Some of the different types include:
- spider angiomas
- cherry angiomas
- senile angiomas
A spider angioma is a type of angioma found slightly below the skin’s surface, often containing a central red spot and reddish extensions which radiate outwards like a spider’s web.
Spider angiomas are commonly found on the face, neck, upper part of the trunk and arms. They may also be present on the backs of the hands and fingers in young children. Many pregnant women, or women taking oral contraceptives, have spider angiomas. People who have significant hepatic disease also show many spider angiomas, as they are not making sufficient of coagulation factors. It is found in ninety percent of the females and around eighty percent of them are affected by it before they attain the age of twenty. The cause is unknown. Although painless and harmless, cherry angiomas may bleed profusely if injured. Cavernous angiomas are often sporadic in nature. They can be hereditary with variable expressivity.
Cause of Angioma
The exact cause is unknown. Spider angiomas are very common and are especially prevalent during pregnancy. Some of the possible causes of angioma include alcoholic liver disease which causes spider angiomas and cirrhosis of the liver which results in spider angiomas.
Symptoms of Angioma
An angioma may have no symptoms. When symptoms are present, they often depend on the location of the angioma and on the strength of the angioma walls. Large angiomas can bleed profusely when they are injured.

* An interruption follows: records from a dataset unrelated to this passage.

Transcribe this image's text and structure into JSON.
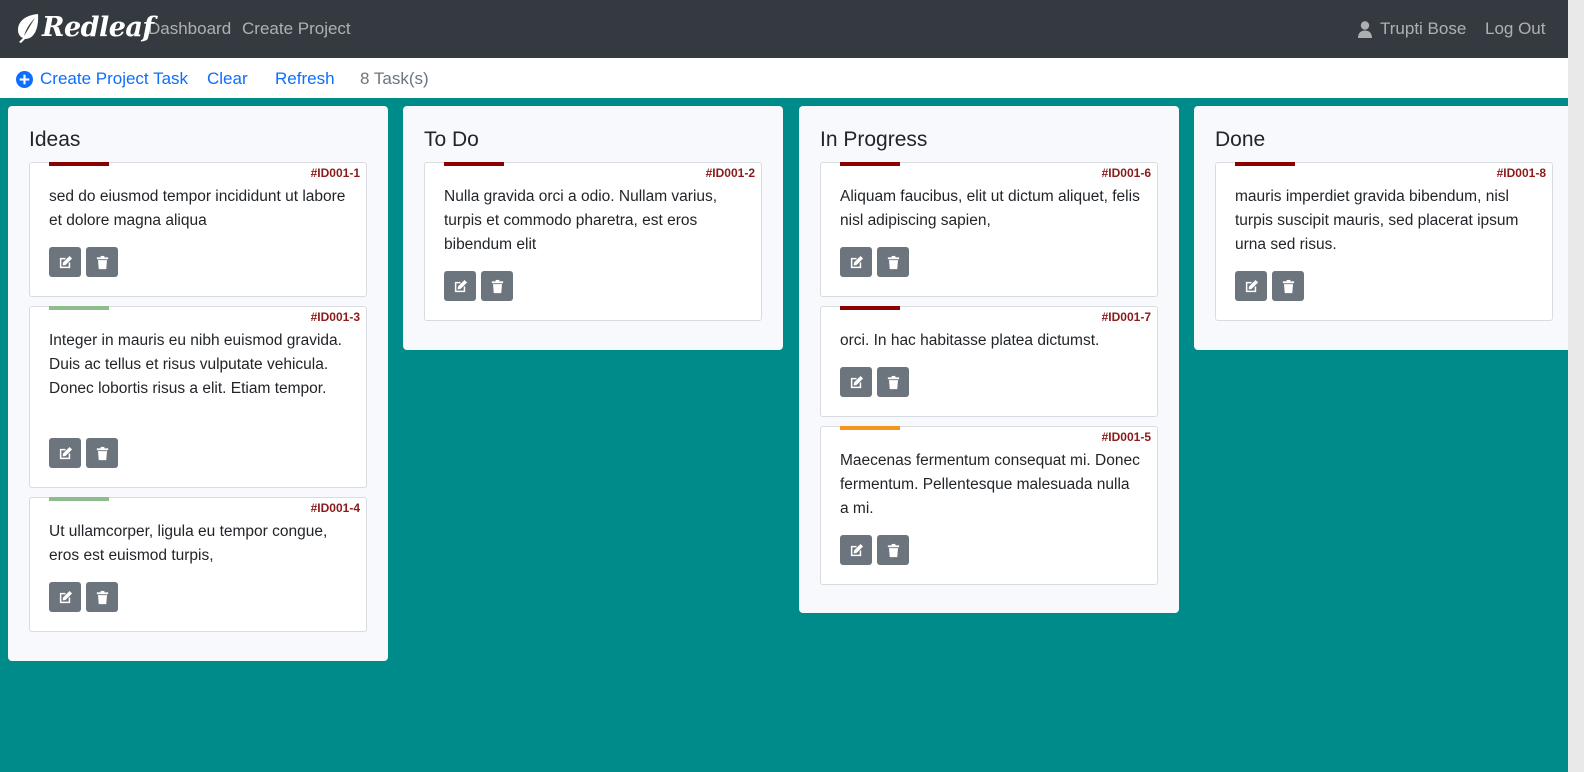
{
  "app": {
    "brand": "Redleaf"
  },
  "navbar": {
    "links": [
      "Dashboard",
      "Create Project"
    ],
    "user_name": "Trupti Bose",
    "logout_label": "Log Out"
  },
  "toolbar": {
    "create_label": "Create Project Task",
    "clear_label": "Clear",
    "refresh_label": "Refresh",
    "task_count": "8 Task(s)"
  },
  "colors": {
    "background": "#008b8b",
    "navbar": "#343a40",
    "link": "#0d6efd",
    "priority_high": "#8b0000",
    "priority_medium": "#f7941d",
    "priority_low": "#8fbc8f",
    "task_id": "#8b1a1a",
    "button": "#6c757d"
  },
  "columns": [
    {
      "title": "Ideas",
      "cards": [
        {
          "id": "#ID001-1",
          "text": "sed do eiusmod tempor incididunt ut labore et dolore magna aliqua",
          "priority": "high"
        },
        {
          "id": "#ID001-3",
          "text": "Integer in mauris eu nibh euismod gravida. Duis ac tellus et risus vulputate vehicula. Donec lobortis risus a elit. Etiam tempor.",
          "priority": "low"
        },
        {
          "id": "#ID001-4",
          "text": "Ut ullamcorper, ligula eu tempor congue, eros est euismod turpis,",
          "priority": "low"
        }
      ]
    },
    {
      "title": "To Do",
      "cards": [
        {
          "id": "#ID001-2",
          "text": "Nulla gravida orci a odio. Nullam varius, turpis et commodo pharetra, est eros bibendum elit",
          "priority": "high"
        }
      ]
    },
    {
      "title": "In Progress",
      "cards": [
        {
          "id": "#ID001-6",
          "text": "Aliquam faucibus, elit ut dictum aliquet, felis nisl adipiscing sapien,",
          "priority": "high"
        },
        {
          "id": "#ID001-7",
          "text": "orci. In hac habitasse platea dictumst.",
          "priority": "high"
        },
        {
          "id": "#ID001-5",
          "text": "Maecenas fermentum consequat mi. Donec fermentum. Pellentesque malesuada nulla a mi.",
          "priority": "medium"
        }
      ]
    },
    {
      "title": "Done",
      "cards": [
        {
          "id": "#ID001-8",
          "text": "mauris imperdiet gravida bibendum, nisl turpis suscipit mauris, sed placerat ipsum urna sed risus.",
          "priority": "high"
        }
      ]
    }
  ],
  "icons": {
    "brand": "leaf-icon",
    "user": "user-icon",
    "create": "plus-circle-icon",
    "edit": "edit-icon",
    "delete": "trash-icon"
  }
}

The symptoms associated with angioma include:
- birthmarks as many of them are actually angiomas
- stork bites which are a common type of strawberry birthmark
- portwine stains which are also referred to as nevus flammeus
- strawberry marks which are caused by capillary hemangiomas
Treatment of Angioma
Angiomas do not need to be treated unless they bleed or are bothering you. They can be treated with electrodesiccation were electric needle is used for touching the skin and destroying the blood vessels that make up the tumor.
Angiomas can also be treated with liquid nitrogen therapy. Liquid nitrogen is a cold, liquefied gas that is sprayed on the skin with a spray gun. This works by freezing and destroying the tumor of blood vessels.
Another option is the use of stereotactic radiosurgery. This is defined as a precise way of delivering radiation to the lesion, without affecting the surrounding area of the brain. This technique has been highly successful in treating Venous Angiomas, but it is important that doctors are able to find the exact location of the lesion.